Now I am sure I want to choose option 4. Dr. Pisano's office has coordinated with Dr. Fischer's office and later this month, I am going to have a bi-lateral (double) mastectomy with abdominal tissue transplant reconstruction.  So many multisyllable words to say that the existing breasts are coming off and I will get new ones from my very own body (belly, middle, tummy. . . ).  I am really excited that I will never need another mammogram or biopsy (I really hate those things).  I will have a flat tummy again - I gave up my original about 34 years ago when I had the first of my four 9 pound babies.  I'm trying hard to manage my expectations about the tummy part but this plastic surgeon has lots of before and after photos on his website and he takes great pride in what he does so my level of hope is sky high. 

I cannot escape a couple of things.  I am super sad to lose my own breasts.  I have really liked being a woman with a nice chest.  I LOVED nursing my babies.  Even in the night time and even with mastitis, I was a great nursing mom and I treasure that time of mothering in my life.  I really hoped to die with them intact. Secondly, this is not going to be an easy surgery.  Despite the confidence of my plastic surgeon and his caring, competent nurse, this is gonna hurt!!  I have two weeks of prepping for surgery.  I start protein drinks this week.  I have to get t shirts and slit them down the front to wear under my surgery garments.  I had 5 prescriptions to fill to have on hand when I come home.  I will require 2 solid weeks of 24/7 care when I get home and full recovery will take 4-6 weeks.  Then in three months there will be a follow-up scar revision surgery.  I didn't even have that after having babies!  

People at age 57 are a little more aware of their mortality than people at, say, 37.  It's going to take a while to heal.  And then there is this lovely anxiety that has moved into my heart, brain and stomach.  I'm scared and I have a little over two weeks to be scared - yay.  I have very little appetite but this is not really the time to shrink my belly.  It will soon be pressed into a new service!  And in addition to all these emotions, I feel guilty.  I am going to be cured on surgery day of breast cancer.  No follow up treatment will be necessary.  That part is truly amazing and I promise that just as soon as I get through all this, I will try really hard to refrain from bitching because I would not like to be seen as ungrateful here or ever.  I know I am lucky/blessed.  I have friends who have undergone torture to get rid of this disease and I have lost more than one friend to this horribleness.  Mine will be gone.  I promise all of you I will not forget that.  

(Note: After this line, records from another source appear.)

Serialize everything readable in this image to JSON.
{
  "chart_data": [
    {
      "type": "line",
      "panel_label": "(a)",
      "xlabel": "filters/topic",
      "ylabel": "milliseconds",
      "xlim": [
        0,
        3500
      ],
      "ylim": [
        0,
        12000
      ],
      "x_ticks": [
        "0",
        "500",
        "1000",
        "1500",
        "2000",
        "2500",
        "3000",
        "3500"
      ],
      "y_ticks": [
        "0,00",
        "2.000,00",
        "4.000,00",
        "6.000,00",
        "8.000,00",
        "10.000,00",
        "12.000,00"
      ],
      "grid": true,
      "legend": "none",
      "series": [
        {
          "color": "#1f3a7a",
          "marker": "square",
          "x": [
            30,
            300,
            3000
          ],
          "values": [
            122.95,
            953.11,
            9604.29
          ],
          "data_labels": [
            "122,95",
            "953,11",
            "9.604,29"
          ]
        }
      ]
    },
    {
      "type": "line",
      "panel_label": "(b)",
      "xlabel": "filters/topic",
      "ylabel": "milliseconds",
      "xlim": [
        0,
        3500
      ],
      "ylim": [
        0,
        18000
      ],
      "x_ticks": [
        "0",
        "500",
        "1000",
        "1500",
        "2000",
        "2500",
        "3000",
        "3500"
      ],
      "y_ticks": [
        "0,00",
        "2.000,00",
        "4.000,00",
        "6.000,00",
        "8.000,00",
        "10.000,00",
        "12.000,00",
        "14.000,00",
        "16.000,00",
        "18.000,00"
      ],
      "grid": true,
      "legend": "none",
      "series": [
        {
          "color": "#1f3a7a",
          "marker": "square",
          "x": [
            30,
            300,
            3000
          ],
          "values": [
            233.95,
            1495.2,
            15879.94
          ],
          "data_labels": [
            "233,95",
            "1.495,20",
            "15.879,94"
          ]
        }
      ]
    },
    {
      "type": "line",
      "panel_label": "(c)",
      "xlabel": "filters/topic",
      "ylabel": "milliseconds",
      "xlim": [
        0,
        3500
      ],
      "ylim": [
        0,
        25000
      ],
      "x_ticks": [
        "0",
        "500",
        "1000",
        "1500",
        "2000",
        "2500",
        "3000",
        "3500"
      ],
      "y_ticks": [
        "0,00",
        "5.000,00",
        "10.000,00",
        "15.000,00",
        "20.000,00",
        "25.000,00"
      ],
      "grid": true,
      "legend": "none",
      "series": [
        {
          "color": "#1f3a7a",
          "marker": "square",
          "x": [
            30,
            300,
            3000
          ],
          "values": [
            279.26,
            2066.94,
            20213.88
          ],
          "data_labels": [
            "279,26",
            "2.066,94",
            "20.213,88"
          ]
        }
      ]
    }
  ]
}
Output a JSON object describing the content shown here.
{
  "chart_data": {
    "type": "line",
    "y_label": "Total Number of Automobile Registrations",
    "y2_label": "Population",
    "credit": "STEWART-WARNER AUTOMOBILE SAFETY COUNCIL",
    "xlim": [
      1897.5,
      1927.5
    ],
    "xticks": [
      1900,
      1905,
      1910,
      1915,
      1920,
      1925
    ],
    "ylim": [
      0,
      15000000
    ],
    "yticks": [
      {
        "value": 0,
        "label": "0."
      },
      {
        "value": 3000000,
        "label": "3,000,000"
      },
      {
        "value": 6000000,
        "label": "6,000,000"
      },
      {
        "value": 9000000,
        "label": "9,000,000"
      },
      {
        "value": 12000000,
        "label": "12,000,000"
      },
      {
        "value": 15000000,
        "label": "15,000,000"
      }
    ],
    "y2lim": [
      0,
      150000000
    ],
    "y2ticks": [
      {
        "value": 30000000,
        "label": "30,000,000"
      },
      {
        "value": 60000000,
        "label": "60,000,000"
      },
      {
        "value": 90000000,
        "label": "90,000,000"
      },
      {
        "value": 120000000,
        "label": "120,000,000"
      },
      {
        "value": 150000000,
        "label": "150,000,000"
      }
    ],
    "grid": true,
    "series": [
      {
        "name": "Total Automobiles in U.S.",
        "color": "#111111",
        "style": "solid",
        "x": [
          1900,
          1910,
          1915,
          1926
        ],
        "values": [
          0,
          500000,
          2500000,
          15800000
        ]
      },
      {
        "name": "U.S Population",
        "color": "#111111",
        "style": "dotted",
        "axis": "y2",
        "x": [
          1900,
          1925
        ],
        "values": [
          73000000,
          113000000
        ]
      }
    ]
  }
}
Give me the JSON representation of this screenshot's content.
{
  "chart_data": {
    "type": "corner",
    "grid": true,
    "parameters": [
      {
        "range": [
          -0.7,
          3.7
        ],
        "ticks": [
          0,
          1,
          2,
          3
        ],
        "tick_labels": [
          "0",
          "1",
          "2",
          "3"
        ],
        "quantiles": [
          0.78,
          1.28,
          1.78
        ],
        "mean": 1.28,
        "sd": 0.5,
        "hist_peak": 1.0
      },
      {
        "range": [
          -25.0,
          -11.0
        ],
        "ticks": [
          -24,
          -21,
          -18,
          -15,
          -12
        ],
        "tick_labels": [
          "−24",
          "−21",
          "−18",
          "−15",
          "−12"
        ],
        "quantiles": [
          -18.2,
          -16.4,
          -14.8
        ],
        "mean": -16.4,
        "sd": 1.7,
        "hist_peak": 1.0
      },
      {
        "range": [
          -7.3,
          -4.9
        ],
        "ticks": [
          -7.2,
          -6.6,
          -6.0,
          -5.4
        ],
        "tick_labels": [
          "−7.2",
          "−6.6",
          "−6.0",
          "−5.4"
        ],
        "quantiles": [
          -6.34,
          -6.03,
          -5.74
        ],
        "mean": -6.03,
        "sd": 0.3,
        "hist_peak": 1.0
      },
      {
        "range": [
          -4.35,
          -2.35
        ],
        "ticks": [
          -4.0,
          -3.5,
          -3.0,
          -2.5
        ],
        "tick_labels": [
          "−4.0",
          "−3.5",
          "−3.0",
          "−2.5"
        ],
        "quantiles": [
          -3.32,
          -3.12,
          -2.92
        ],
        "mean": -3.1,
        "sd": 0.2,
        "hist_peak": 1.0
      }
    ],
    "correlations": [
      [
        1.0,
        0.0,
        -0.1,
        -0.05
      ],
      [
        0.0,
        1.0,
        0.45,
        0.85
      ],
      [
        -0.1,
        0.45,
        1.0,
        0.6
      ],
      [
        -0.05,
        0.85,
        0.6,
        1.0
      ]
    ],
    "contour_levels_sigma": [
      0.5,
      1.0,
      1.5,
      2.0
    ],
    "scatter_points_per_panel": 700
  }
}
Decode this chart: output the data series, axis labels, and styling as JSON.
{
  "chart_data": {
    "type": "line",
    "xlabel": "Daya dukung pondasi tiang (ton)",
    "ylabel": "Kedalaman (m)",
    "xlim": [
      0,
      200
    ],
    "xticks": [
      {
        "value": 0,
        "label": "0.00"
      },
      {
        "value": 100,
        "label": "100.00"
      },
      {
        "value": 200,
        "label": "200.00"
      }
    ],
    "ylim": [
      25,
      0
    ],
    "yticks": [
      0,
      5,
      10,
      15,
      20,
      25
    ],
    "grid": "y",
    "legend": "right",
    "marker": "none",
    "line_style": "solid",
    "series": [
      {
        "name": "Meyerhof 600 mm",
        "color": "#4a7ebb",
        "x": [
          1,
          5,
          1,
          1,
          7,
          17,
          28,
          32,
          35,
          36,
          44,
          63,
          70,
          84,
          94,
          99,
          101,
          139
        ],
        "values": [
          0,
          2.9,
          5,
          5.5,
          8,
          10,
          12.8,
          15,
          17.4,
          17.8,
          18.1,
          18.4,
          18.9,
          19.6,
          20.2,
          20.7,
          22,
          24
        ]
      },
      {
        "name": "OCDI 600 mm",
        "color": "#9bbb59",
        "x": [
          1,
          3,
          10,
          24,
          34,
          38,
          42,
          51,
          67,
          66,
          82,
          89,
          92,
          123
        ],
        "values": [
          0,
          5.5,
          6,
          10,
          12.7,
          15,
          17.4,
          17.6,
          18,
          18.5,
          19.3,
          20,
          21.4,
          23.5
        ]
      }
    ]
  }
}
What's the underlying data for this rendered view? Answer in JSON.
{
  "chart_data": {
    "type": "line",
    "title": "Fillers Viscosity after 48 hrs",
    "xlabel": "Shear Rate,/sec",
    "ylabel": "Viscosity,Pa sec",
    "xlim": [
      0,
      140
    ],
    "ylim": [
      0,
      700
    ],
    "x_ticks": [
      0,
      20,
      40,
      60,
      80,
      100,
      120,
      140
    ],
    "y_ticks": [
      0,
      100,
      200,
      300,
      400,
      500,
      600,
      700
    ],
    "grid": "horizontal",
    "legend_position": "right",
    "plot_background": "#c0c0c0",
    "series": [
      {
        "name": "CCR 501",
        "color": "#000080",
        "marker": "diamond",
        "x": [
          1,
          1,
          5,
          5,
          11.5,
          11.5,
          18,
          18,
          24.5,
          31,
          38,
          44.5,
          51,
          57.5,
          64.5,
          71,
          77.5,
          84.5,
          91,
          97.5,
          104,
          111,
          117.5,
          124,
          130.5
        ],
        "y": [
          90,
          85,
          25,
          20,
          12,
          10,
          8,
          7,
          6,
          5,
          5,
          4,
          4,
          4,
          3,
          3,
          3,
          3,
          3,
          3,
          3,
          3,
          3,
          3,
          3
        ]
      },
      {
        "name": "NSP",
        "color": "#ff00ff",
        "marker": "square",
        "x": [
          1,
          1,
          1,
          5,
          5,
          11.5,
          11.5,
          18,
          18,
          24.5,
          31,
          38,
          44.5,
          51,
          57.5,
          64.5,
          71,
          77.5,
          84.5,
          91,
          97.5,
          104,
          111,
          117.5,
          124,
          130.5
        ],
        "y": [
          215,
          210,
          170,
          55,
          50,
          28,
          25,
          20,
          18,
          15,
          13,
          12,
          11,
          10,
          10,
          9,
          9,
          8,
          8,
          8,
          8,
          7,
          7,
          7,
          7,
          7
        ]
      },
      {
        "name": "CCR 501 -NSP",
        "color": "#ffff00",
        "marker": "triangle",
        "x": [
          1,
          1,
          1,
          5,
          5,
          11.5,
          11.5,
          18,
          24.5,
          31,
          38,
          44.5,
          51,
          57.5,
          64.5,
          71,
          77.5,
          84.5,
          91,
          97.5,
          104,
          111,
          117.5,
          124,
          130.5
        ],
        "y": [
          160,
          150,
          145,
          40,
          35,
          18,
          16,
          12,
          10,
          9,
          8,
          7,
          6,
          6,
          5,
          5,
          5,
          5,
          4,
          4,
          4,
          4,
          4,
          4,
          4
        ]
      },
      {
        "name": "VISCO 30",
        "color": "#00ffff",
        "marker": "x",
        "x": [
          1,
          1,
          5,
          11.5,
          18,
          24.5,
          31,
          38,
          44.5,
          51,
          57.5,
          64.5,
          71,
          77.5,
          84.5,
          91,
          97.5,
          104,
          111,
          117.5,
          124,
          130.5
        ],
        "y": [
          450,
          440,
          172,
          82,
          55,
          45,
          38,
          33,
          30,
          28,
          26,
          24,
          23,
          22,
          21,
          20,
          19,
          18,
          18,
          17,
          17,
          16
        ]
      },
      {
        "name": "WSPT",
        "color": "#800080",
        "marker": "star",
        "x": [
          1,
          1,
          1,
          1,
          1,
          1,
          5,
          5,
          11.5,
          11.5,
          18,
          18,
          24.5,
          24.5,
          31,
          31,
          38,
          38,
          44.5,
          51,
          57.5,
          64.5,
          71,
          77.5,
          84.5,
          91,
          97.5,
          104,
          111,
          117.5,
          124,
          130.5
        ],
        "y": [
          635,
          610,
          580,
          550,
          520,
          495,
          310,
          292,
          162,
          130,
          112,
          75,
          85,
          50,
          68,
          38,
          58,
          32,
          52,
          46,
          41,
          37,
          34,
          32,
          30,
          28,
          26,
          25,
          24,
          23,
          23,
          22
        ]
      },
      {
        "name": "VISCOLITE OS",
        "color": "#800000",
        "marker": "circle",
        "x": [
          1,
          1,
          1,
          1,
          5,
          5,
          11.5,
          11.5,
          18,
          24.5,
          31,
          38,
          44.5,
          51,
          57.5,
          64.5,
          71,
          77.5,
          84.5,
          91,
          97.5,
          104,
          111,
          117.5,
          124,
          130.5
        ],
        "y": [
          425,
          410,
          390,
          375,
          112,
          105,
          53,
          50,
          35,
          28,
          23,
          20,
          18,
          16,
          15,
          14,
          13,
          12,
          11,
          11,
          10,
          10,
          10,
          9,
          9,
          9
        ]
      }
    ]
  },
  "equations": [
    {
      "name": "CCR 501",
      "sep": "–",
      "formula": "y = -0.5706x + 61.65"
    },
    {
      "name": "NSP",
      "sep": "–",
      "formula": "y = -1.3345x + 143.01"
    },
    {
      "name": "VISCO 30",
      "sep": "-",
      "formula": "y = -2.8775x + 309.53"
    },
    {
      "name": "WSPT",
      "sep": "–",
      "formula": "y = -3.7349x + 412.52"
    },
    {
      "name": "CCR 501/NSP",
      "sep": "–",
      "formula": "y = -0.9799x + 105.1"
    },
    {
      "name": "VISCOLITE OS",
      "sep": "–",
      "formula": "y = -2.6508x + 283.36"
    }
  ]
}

In the meantime, it's real, it's looming and it's rough.  My support team is first class.  I have friends putting together a care calendar so that Hollis can work during the day while I recover.  He will take wonderful care of me.  My sister will help care for me and then reclothe my new body.  Other than the pain and the fear, this would be really fun!  Not really!  All prayers appreciated.  I promise to update when I can type.  Thanks for listening.